While Maxine and Malkovich/Craig are making love, Craig works out a technique to command the Malkovich body to move his hand across her breast and he does.  Craig becomes the puppeteer again but this time the puppet is a human being.

Malkovich begins to sense that something is wrong and consults a near bald Charlie ‘The Machine’ Sheen, about all the odd behavior he’s been recently encountering with Maxine.  He goes to the seven and half floor to J.M Inc. and demands to receive whatever service they provide there.







Malkovich goes to the portal and enters his own consciousness to only find Malkovich Malkovich Malkovich Malkovich Malkovich, singing Malkovich, waiter Malkovich, Malkovich- Malkovich.  He is then spit out into a ditch off the New Jersey Turnpike.  

It’s my heeeeaaaaad!!!!!!!

Unlike all the other main characters in this bizarre story, John Malkovich, the character, is attempting to understand his own existence, he is an artist that performs challenging plays, he reads books and lives his life in a non superficial way. It stands to reason that when he enters his own consciousness he would see a horror show, where everyone else experienced a false sense of bliss, Malkovich himself would see a nightmare.  He already looks inwardly on a daily basis so to experience this distorted view of his reality, he would see it as a violation rather than a eye-opener.  Craig and Maxine have trespassed on Malkovich's rights by appropriating the interior of his skull for their own benefit.  
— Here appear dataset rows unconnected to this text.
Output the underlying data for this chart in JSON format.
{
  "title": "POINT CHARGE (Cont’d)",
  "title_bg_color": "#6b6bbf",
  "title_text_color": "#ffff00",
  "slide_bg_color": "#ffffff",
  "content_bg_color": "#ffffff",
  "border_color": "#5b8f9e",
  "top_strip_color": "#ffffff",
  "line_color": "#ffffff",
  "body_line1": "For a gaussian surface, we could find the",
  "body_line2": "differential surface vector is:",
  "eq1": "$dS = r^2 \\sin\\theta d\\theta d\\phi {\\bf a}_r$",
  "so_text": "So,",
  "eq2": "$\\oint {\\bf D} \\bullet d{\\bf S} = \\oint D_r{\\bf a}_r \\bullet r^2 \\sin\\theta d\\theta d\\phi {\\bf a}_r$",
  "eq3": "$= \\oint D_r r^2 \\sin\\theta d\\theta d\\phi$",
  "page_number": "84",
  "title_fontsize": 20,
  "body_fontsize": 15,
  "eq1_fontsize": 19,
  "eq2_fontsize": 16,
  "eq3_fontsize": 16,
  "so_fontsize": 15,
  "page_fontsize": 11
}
Lotte tells Maxine that it was Craig in Malkovich and not her and Maxine doesn’t care.  She seems to be okay with Craig in there because he is able to control Malkovich.  They will be able to use his notoriety to make more money, be famous and continue their dream of not being ‘normal’ of not “being” themselves.

Craig as Malkovich quits acting and becomes a renowned puppeteer.  He goes on talk shows, performs in auditoriums and is finally recognized for his talents.  Maxine becomes pregnant with his child.  They appear to have achieved otherness by continuing to avoid the fundamental nature of reality.  They have become postmodern by decentering themselves from each other’s inner self.

Postmodernism is a set of critical, strategic and rhetorical practices employing concepts such as difference, repetition, the trace, the simulacrum, and hyper-reality to destabilize other concepts such as presence, identity, historical progress, epistemic certainty, and the univocity of meaning.

Lotte goes and sees Dr. Lester who wants her to join the rest of them in Malkovich.  The group pushes Craig out of Malkovich and enters him, why would they do this, why would all go on the Malkovich ride just to continue to live an immortal life?  An immortal life where the individuals within the vessel would have to give up their freedom, in order to collectively exist.  These people don't want to die and are willing to give up what it means to be a human to do this.  This even furthers society's desire to not know thyself and to keep struggling with their own selfish need to live forever. 

Craig never wants to be Craig again, tragically entering the new born baby and is lost within its consciousness, without the freewill of movement or choice, he’s trapped.  Lotte and Maxine are together, kissing and hugging each other, loving each other, while Craig watches through the new eyes of a baby girl, Emily.








The tragedy here is Craig chooses a form of suicide to get what he wants, or at least what he thinks he wants.  This film deals with the obsession with celebrity just as much as it deals with the obsessive envy, people have towards possessing the body of another person, today I'm thinking plastic surgery, tattooing and other forms of body escape, tomorrow I'm thinking virtual reality and the singularity.  The story intriguingly suggests that this metaphysical view is tied up with a range of destructive attitudes toward our own deaths, romantic love and the meaning of life.  This film captures the mundane nature of celebrity that those that traveled into the mind of John Malkovich - missed.